Partant de ce principe, le tracé théorique qui permet de s’enfoncer le plus à l’Est possible en Entre-deux-Mers sans jamais couper aucun cours d’eau correspond en fait à la D936 jusqu’à la Planteyre au sud de Salleboeuf, puis de suivre la D671 pour aller jusqu’à Créon, La Sauve, le nord de Targon, Bellebat et finalement Baigneaux.
A partir de ce point, la rivière Engranne représente une frontière naturelle Nord/Sud. D’ailleurs « Engranne » signifie frontière, et ce cours d’eau a réellement constitué une frontière pour les peuples à de nombreuses époques.

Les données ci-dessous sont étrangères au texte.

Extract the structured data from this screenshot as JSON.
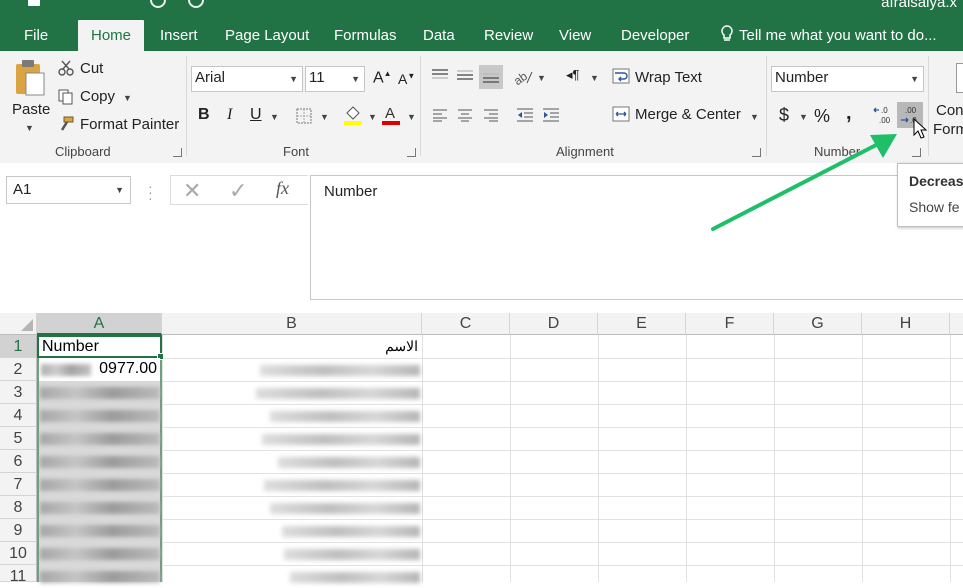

Ceci étant dit, on ne connait pas de pôle économique ou social assez fort situé au centre de l’Entre-deux-Mers pouvant avoir constitué une finalité de destination d’une telle voie à l’époque antique. Il est plus probable qu’à l’époque romaine, cette voie ait servi de pénétrante pour desservir les nombreuses villas gallo-romaines situées au cœur de l’Entre-deux-Mers.

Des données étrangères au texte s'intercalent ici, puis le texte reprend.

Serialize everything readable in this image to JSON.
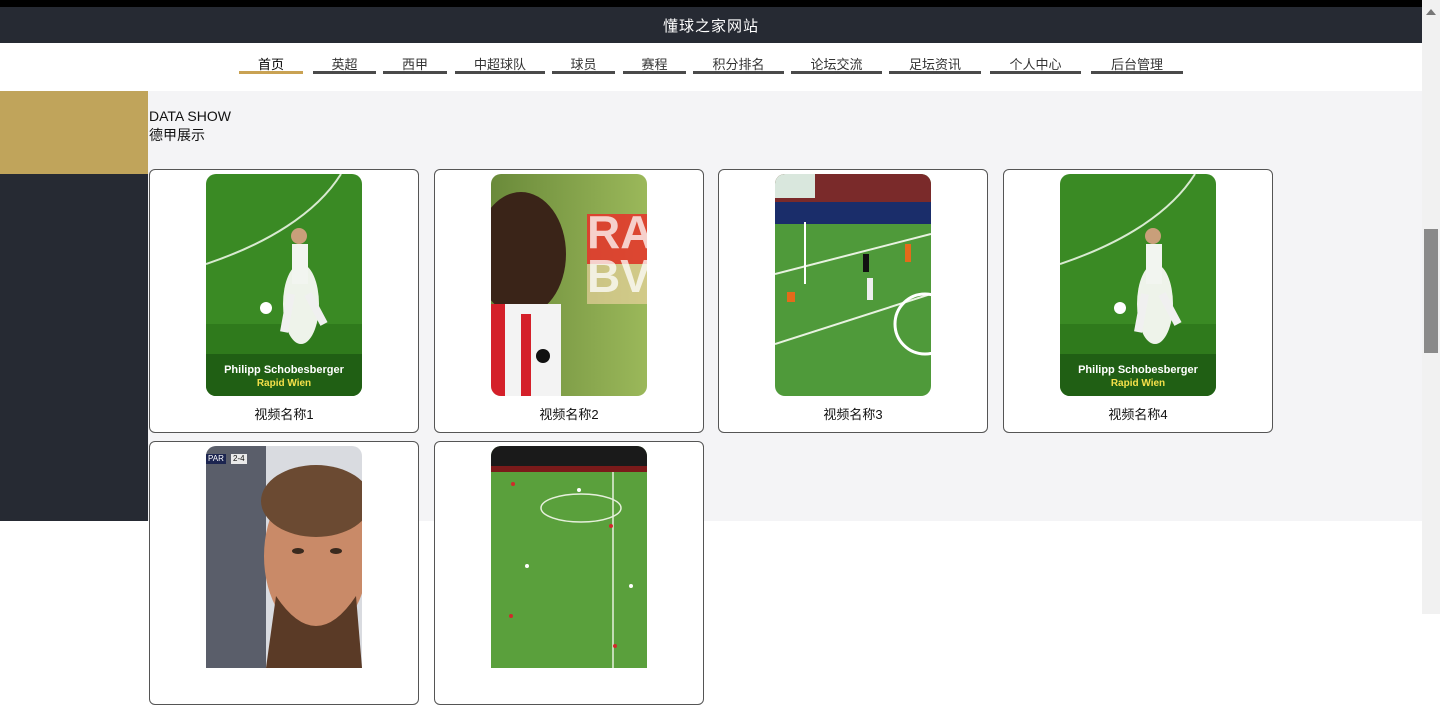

Avant cela, l’éperon barré de Roquefort à Lugasson, occupé depuis le Néolithique, a pu jouer un rôle attractif fort pour les voies de communication. D’autant plus que sa position sur l’Engranne, au cœur de l’Entre-deux-Mers, prédisposait sans doute cet oppidum à jouer un rôle politique important.
Malheureusement les études sur les anciennes voies de communication en Entre-deux-Mers sont peu nombreuses. Si l’existence d’une route globalement est/ouest suivant la ligne de séparation des bassins hydrographiques de la Garonne et de la Dordogne semble, nous l’avons vu, plus que probable, son tracé exact reste à trouver.
On étudiant la question, nous avons surtout eu l’impression d’avoir à faire à un maillage complexe de voies de communication, où les voies Nord-Sud sont nombreuses et plus clairement identifiables.
Dans un pays Entre-deux-Mers qui porte bien son nom, encadré par deux voies fluviales majeures qui jusqu’à la fin du XIXe siècle ont constitué les principaux axes de transport pour les marchandises et pour les hommes, il n’est pas étonnant que ces axes nord/sud aient été plus pertinents à mettre en place que des axes horizontaux est/ouest.
Finalement, la force de l’Entre-deux-Mers depuis la nuit des temps, ses deux « mers », constituant des axes économiques majeurs, a induit un déséquilibre d’infrastructure dans les « terres » en ne rendant pas nécessaire l’existence d’une voie de communication terrestre majeure qui aurait pu catalyser la création d’un centre urbain majeur au cœur du pays.